VOL: 98, ISSUE: 38, PAGE NO: 41
Sharon Wood, MSc Pain Management, Dip Healthcare Research, RGN, IHBC Body Massage, is lecturer in nursing, University of Leeds
Sponsored by PFIZERIntroduction
Pain is the most commonly perceived symptom in adults. In the UK, 40.7% of patients present to their GP with a pain problem, and many are under-treated or suffer from incomplete pain relief (Mèntyselkè et al., 2001). Studies have shown that pain poses a major challenge in public health as the source of individual suffering and considerable healthcare costs. Its impact on society is expected to increase further, owing to a combination of changing attitudes and expectations, methods of medical management and social provision.
Pain is a complex phenomenon and can be classified in a number of ways.

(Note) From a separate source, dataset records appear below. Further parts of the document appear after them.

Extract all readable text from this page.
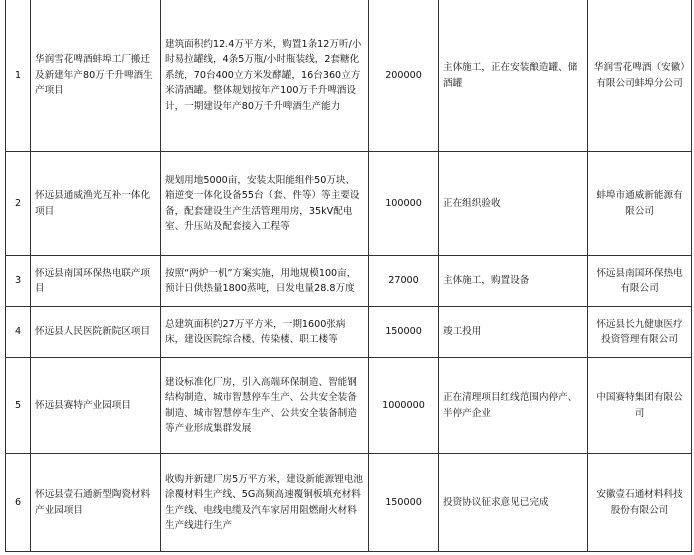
1	华润雪花啤酒蚌埠工厂搬迁及新建年产80万千升啤酒生产项目	建筑面积约12.4万平方米，购置1条12万听/小时易拉罐线，4条5万瓶/小时瓶装线，2套糖化系统，70台400立方米发酵罐，16台360立方米清酒罐。整体规划按年产100万千升啤酒设计，一期建设年产80万千升啤酒生产能力	200000	主体施工，正在安装酿造罐、储酒罐	华润雪花啤酒（安徽）有限公司蚌埠分公司
2	怀远县通威渔光互补一体化项目	规划用地5000亩，安装太阳能组件50万块、箱逆变一体化设备55台（套、件等）等主要设备，配套建设生产生活管理用房，35kV配电室、升压站及配套接入工程等	100000	正在组织验收	蚌埠市通威新能源有限公司
3	怀远县南国环保热电联产项目	按照“两炉一机”方案实施，用地规模100亩，预计日供热量1800蒸吨，日发电量28.8万度	27000	主体施工，购置设备	怀远县南国环保热电有限公司
4	怀远县人民医院新院区项目	总建筑面积约27万平方米，一期1600张病床，建设医院综合楼、传染楼、职工楼等	150000	竣工投用	怀远县长九健康医疗投资管理有限公司
5	怀远县赛特产业园项目	建设标准化厂房，引入高端环保制造、智能钢结构制造、城市智慧停车生产、公共安全装备制造、城市智慧停车生产、公共安全装备制造等产业形成集群发展	1000000	正在清理项目红线范围内停产、半停产企业	中国赛特集团有限公司
6	怀远县壹石通新型陶瓷材料产业园项目	收购并新建厂房5万平方米，建设新能源锂电池涂覆材料生产线、5G高频高速覆铜板填充材料生产线、电线电缆及汽车家居用阻燃耐火材料生产线进行生产	150000	投资协议征求意见已完成	安徽壹石通材料科技股份有限公司
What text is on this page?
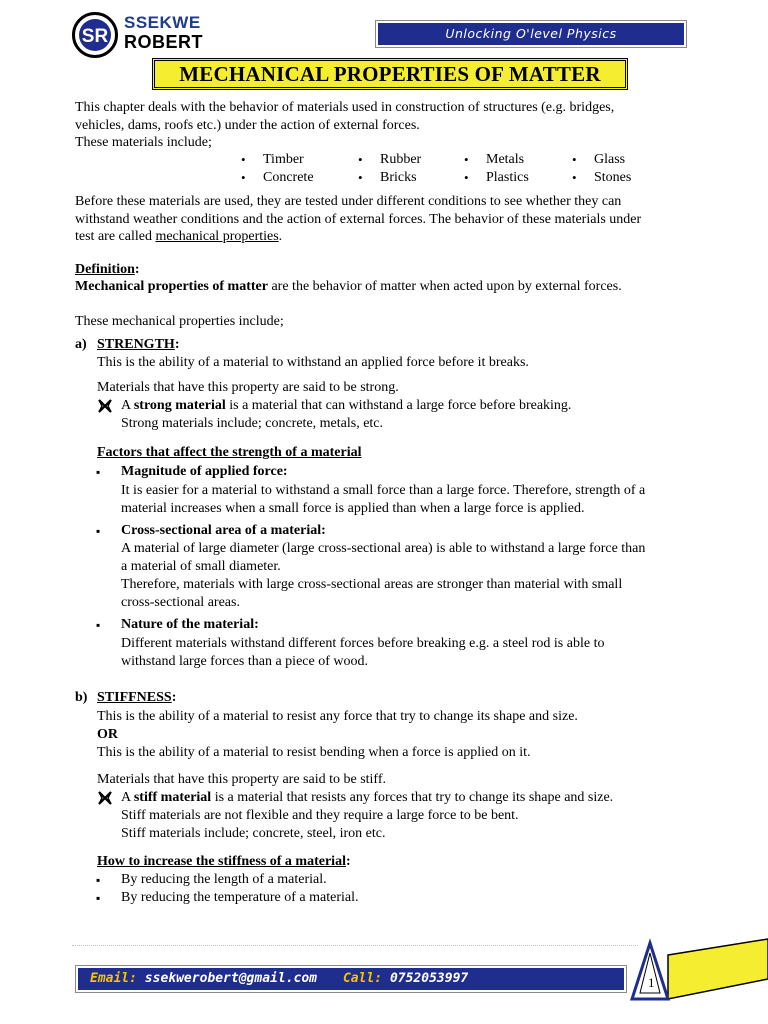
SR
SSEKWE
ROBERT	Unlocking O'level Physics
MECHANICAL PROPERTIES OF MATTER
This chapter deals with the behavior of materials used in construction of structures (e.g. bridges,
vehicles, dams, roofs etc.) under the action of external forces.
These materials include;
• Timber
• Concrete
• Rubber
• Bricks
• Metals
• Plastics
• Glass
• Stones
Before these materials are used, they are tested under different conditions to see whether they can
withstand weather conditions and the action of external forces. The behavior of these materials under
test are called mechanical properties.
Definition:
Mechanical properties of matter are the behavior of matter when acted upon by external forces.
These mechanical properties include;
a) STRENGTH:
This is the ability of a material to withstand an applied force before it breaks.
Materials that have this property are said to be strong.
A strong material is a material that can withstand a large force before breaking.
Strong materials include; concrete, metals, etc.
Factors that affect the strength of a material
▪ Magnitude of applied force:
It is easier for a material to withstand a small force than a large force. Therefore, strength of a
material increases when a small force is applied than when a large force is applied.
▪ Cross-sectional area of a material:
A material of large diameter (large cross-sectional area) is able to withstand a large force than
a material of small diameter.
Therefore, materials with large cross-sectional areas are stronger than material with small
cross-sectional areas.
▪ Nature of the material:
Different materials withstand different forces before breaking e.g. a steel rod is able to
withstand large forces than a piece of wood.
b) STIFFNESS:
This is the ability of a material to resist any force that try to change its shape and size.
OR
This is the ability of a material to resist bending when a force is applied on it.
Materials that have this property are said to be stiff.
A stiff material is a material that resists any forces that try to change its shape and size.
Stiff materials are not flexible and they require a large force to be bent.
Stiff materials include; concrete, steel, iron etc.
How to increase the stiffness of a material:
▪ By reducing the length of a material.
▪ By reducing the temperature of a material.
Email: ssekwerobert@gmail.com Call: 0752053997	1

Throughout this series, it will be categorised broadly as acute and chronic pain.
Epidemiology of pain
Millions of people worldwide suffer from unnecessary pain following surgery as a result of ineffective acute pain management, and this is one of the most frequent reasons that people seek help from their GPs (Grichnik and Ferrante, 1991). Despite the advances in both the knowledge and management of pain, acute pain is often poorly managed. In 1990, the management of post-surgical pain in the UK was unsatisfactory (Royal College of Surgeons and Anaesthetists, 1990), yet, in 2001, half were still experiencing moderate to severe postoperative pain (Watt-Watson et al., 2001).
Sixty-one per cent of patients suffer from a variety of acutely painful conditions, and have reported severe to moderate levels of pain (McCaffery and Pasero, 1999). The use of patient-controlled analgesia systems or epidural analgesia has been shown to result in a reduction in pain, morbidity, mortality and an earlier discharge from hospital (Rigg et al., 2002).
As surgical management advances, patients are being discharged from hospital following surgery much earlier. However, 25-35% suffer from moderate to severe post-discharge pain, which impedes their resuming activities of daily living and may result in significant morbidity and even mortality (Wu et al., 2002). The consequence is a delay in recovery and return to work. Furthermore, it is one of the most common causes for readmission after day-case surgery (Chidambaram et al., 2001).
Chronic pain has a detrimental effect on physical health, employment, daily activities, psychological health and socio-economic wellbeing. It can result in excessive hospitalisation, unnecessary operations, over-medication and suicide (Smith et al., 2001). It affects 7-30% of the population and is one of the most common complaints seen by GPs (McHugh and Thoms, 2001).
Approximately 9% of primary care patients will develop distressing and disabling pain conditions (Gureje et al., 2001). A UK survey showed that 50% of people over the age of 70, and 20% of young adults (over 18 years) reported high degrees of pain or discomfort (Kind et al., 1998). Despite the fact that pain is widely experienced in the community, a category for pain is absent from the survey for disability by the UK Office of Population Censuses and Surveys (Kind et al., 1998). It is therefore difficult to estimate its social, economic and healthcare implications.
Think Point: What is the difference in the prevalence of acute and chronic pain in the UK? How might it be managed more effectively on a clinical level?
Disease process of pain
What is pain?
The word 'pain' is derived from the Latin 'poena' meaning a penalty or punishment. It is an abstract concept, which refers to a personal, private sensation of hurt. Pain acts as an important biological safety mechanism that warns us when something is wrong. It is a personal and subjective, multidimensional experience, and its intensity varies according to various psychological, physiological, social and cultural factors. Because pain is a private experience, it is impossible to know precisely what someone else's pain feels like. McCaffery's (1968) simple definition states that: 'Pain is whatever the experiencing person says it is and occurs whenever the experiencing person says it does'. This is a less precise definition than that composed by the International Association for the Study of Pain (1992) (Box 1).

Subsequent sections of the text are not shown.